Auf die obige Frage „wie wollen Sie im Alter leben“ werden sehr viele antworten: die Hauptsache wäre, dass ich noch einigermaßen gesund bin.

Die Medizin jedenfalls heilt oder lindert viele Krankheiten und so steigt die Lebenserwartung ständig. Aber der Alterungsprozess kann nicht gestoppt werden. So werden wir dann auch ohne schwerer Erkrankung zunehmend hilfsbedürftiger.

Die Angehörigen mögen zwar gewillt sein, das aufzufangen, kommen aber sehr schnell an die Grenzen des Machbaren hinsichtlich Räumlichkeiten, Entfernungen, zeitlichem Umfang, der schwere des Pflegefalls oder dem eigenen hohen Alter oder eigenen Erkrankungen.

Also muss fremde Hilfe organisiert werden – und die kostet – egal ob ambulant oder stationär – sehr viel Geld.

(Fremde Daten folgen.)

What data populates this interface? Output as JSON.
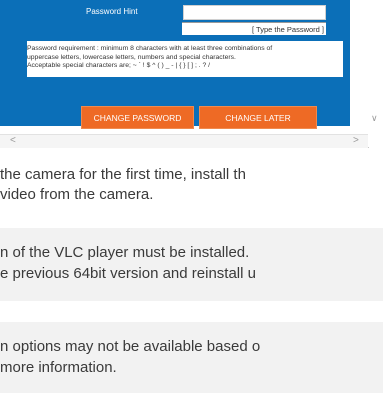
{
  "dialog": {
    "password_hint_label": "Password Hint",
    "password_hint_value": "",
    "type_password_text": "[ Type the Password ]",
    "requirement_lines": [
      "Password requirement : minimum 8 characters with at least three combinations of",
      "uppercase letters, lowercase letters, numbers and special characters.",
      "Acceptable special characters are; ~ ` ! $ ^ ( ) _ - | { } [ ] ; . ? /"
    ],
    "change_password_label": "CHANGE PASSWORD",
    "change_later_label": "CHANGE LATER",
    "scroll_left_glyph": "<",
    "scroll_right_glyph": ">",
    "scroll_down_glyph": "∨"
  },
  "colors": {
    "panel_blue": "#0b6fb8",
    "button_orange": "#ee6a25",
    "note_background": "#f2f2f2"
  },
  "body_text": {
    "paragraph_lines": [
      "the camera for the first time, install th",
      "video from the camera."
    ],
    "note1_lines": [
      "n of the VLC player must be installed.",
      "e previous 64bit version and reinstall u"
    ],
    "note2_lines": [
      "n options may not be available based o",
      "more information."
    ]
  }
}
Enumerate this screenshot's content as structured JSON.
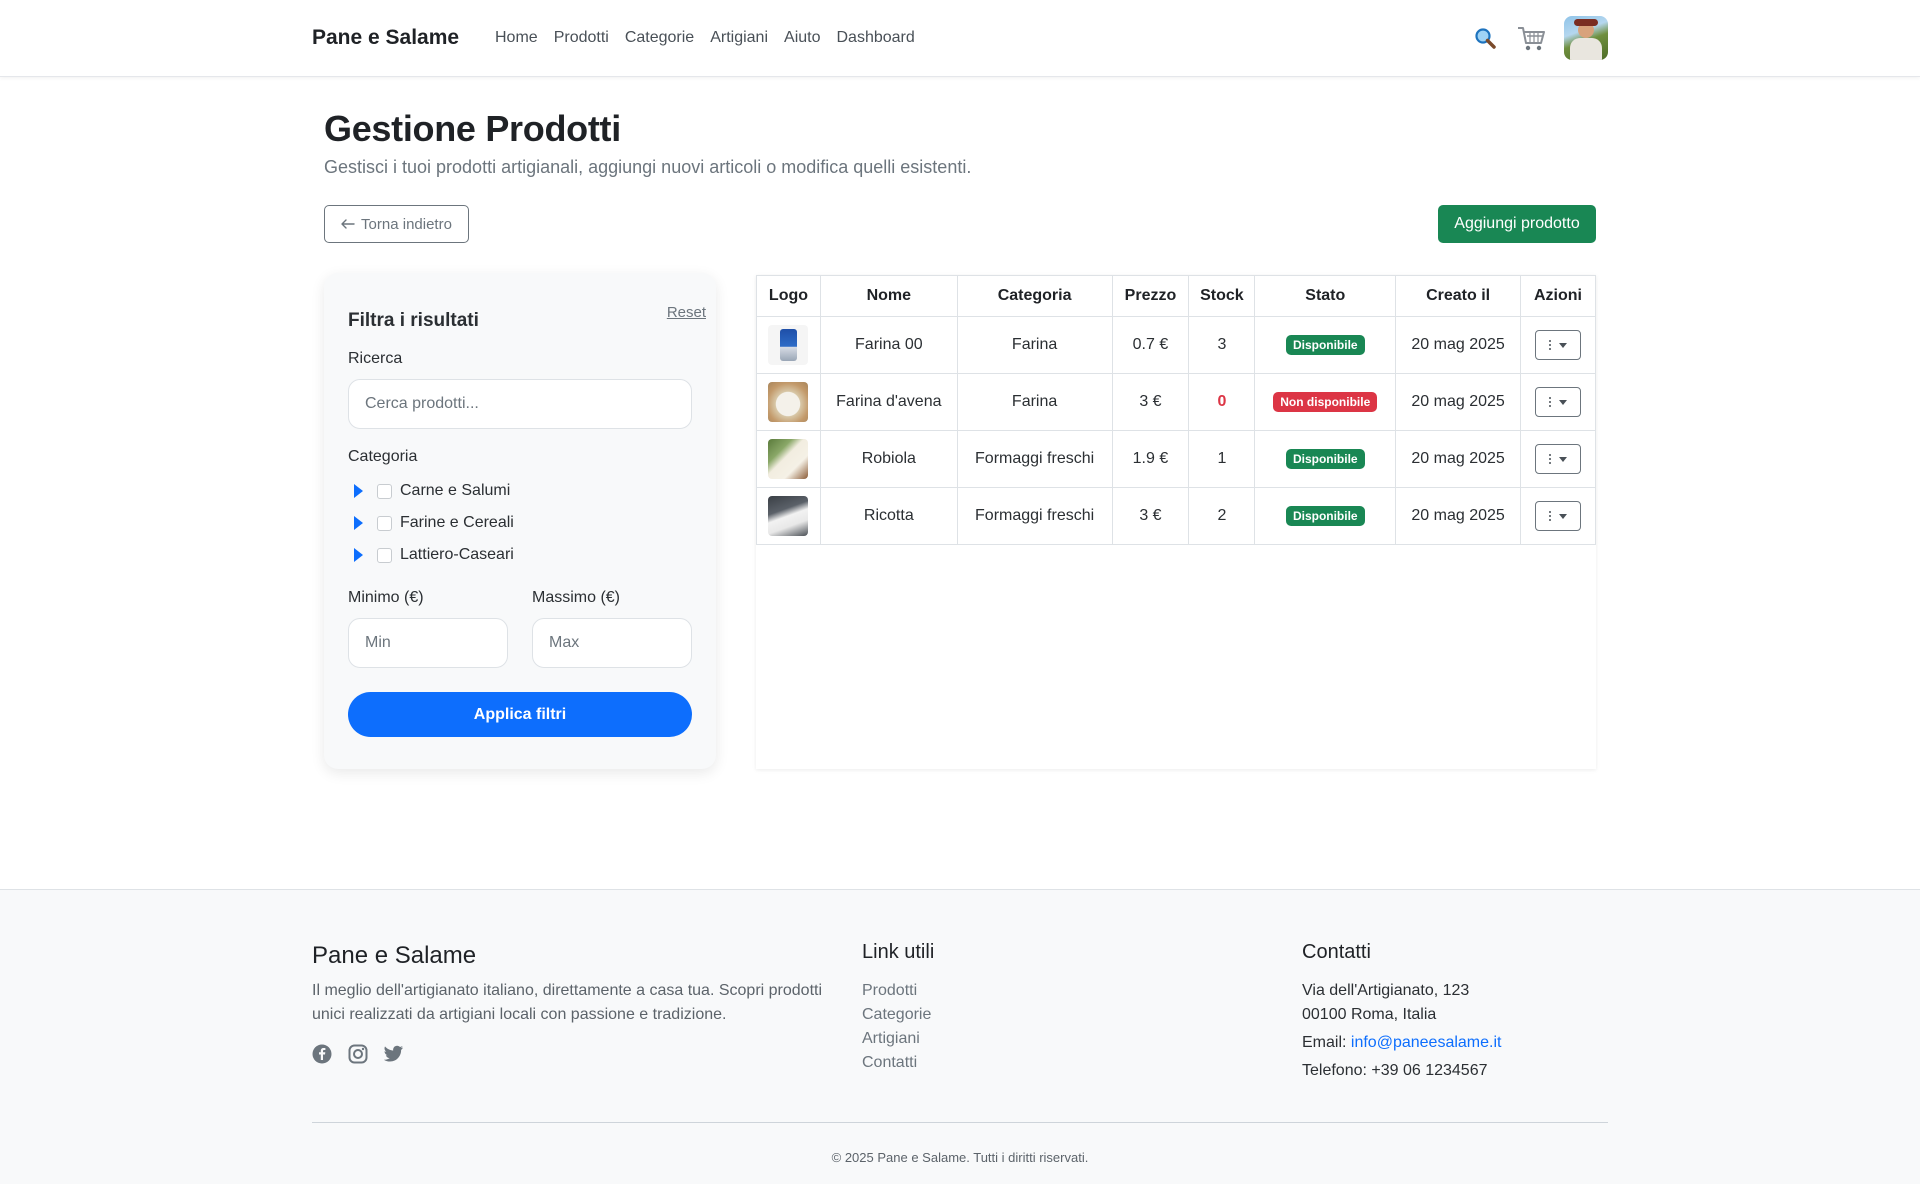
{
  "navbar": {
    "brand": "Pane e Salame",
    "links": [
      "Home",
      "Prodotti",
      "Categorie",
      "Artigiani",
      "Aiuto",
      "Dashboard"
    ],
    "icons": [
      "search-icon",
      "cart-icon",
      "avatar"
    ]
  },
  "header": {
    "title": "Gestione Prodotti",
    "subtitle": "Gestisci i tuoi prodotti artigianali, aggiungi nuovi articoli o modifica quelli esistenti."
  },
  "actions": {
    "back_label": "Torna indietro",
    "add_label": "Aggiungi prodotto"
  },
  "filters": {
    "title": "Filtra i risultati",
    "reset_label": "Reset",
    "search_label": "Ricerca",
    "search_placeholder": "Cerca prodotti...",
    "category_label": "Categoria",
    "categories": [
      "Carne e Salumi",
      "Farine e Cereali",
      "Lattiero-Caseari"
    ],
    "min_label": "Minimo (€)",
    "max_label": "Massimo (€)",
    "min_placeholder": "Min",
    "max_placeholder": "Max",
    "apply_label": "Applica filtri"
  },
  "table": {
    "headers": [
      "Logo",
      "Nome",
      "Categoria",
      "Prezzo",
      "Stock",
      "Stato",
      "Creato il",
      "Azioni"
    ],
    "rows": [
      {
        "name": "Farina 00",
        "category": "Farina",
        "price": "0.7 €",
        "stock": "3",
        "status": "Disponibile",
        "created": "20 mag 2025"
      },
      {
        "name": "Farina d'avena",
        "category": "Farina",
        "price": "3 €",
        "stock": "0",
        "status": "Non disponibile",
        "created": "20 mag 2025"
      },
      {
        "name": "Robiola",
        "category": "Formaggi freschi",
        "price": "1.9 €",
        "stock": "1",
        "status": "Disponibile",
        "created": "20 mag 2025"
      },
      {
        "name": "Ricotta",
        "category": "Formaggi freschi",
        "price": "3 €",
        "stock": "2",
        "status": "Disponibile",
        "created": "20 mag 2025"
      }
    ]
  },
  "footer": {
    "brand": "Pane e Salame",
    "description": "Il meglio dell'artigianato italiano, direttamente a casa tua. Scopri prodotti unici realizzati da artigiani locali con passione e tradizione.",
    "social_icons": [
      "facebook-icon",
      "instagram-icon",
      "twitter-icon"
    ],
    "links_title": "Link utili",
    "links": [
      "Prodotti",
      "Categorie",
      "Artigiani",
      "Contatti"
    ],
    "contacts_title": "Contatti",
    "address_line1": "Via dell'Artigianato, 123",
    "address_line2": "00100 Roma, Italia",
    "email_prefix": "Email: ",
    "email": "info@paneesalame.it",
    "phone": "Telefono: +39 06 1234567",
    "copyright": "© 2025 Pane e Salame. Tutti i diritti riservati."
  },
  "colors": {
    "primary": "#0d6efd",
    "success": "#198754",
    "danger": "#dc3545"
  }
}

Bei Ehepaaren stellt sich zudem die Frage, wovon der nicht pflegebedürftige Ehegatte nach Bezahlung der Pflegekosten noch leben soll bzw. wer die Pflegekosten von ggf. beiden Ehegatten zahlt.

Oder wie finanziert ein Elternpaar die Pflegelücke von z.B. 2.000 EUR monatlich, wenn ein Kind durch Krankheit oder Unfall pflegebedürftig wird?

Statistisch werden derzeit 3 von 4 Frauen und jeder zweite Mann pflegebedürftig. Die durchschnittliche Pflegedauer beträgt 68 Monate – mit steigender Tendenz. In den nächsten 35 Jahren wird sogar mit einer Verdopplung der Pflegefälle gerechnet.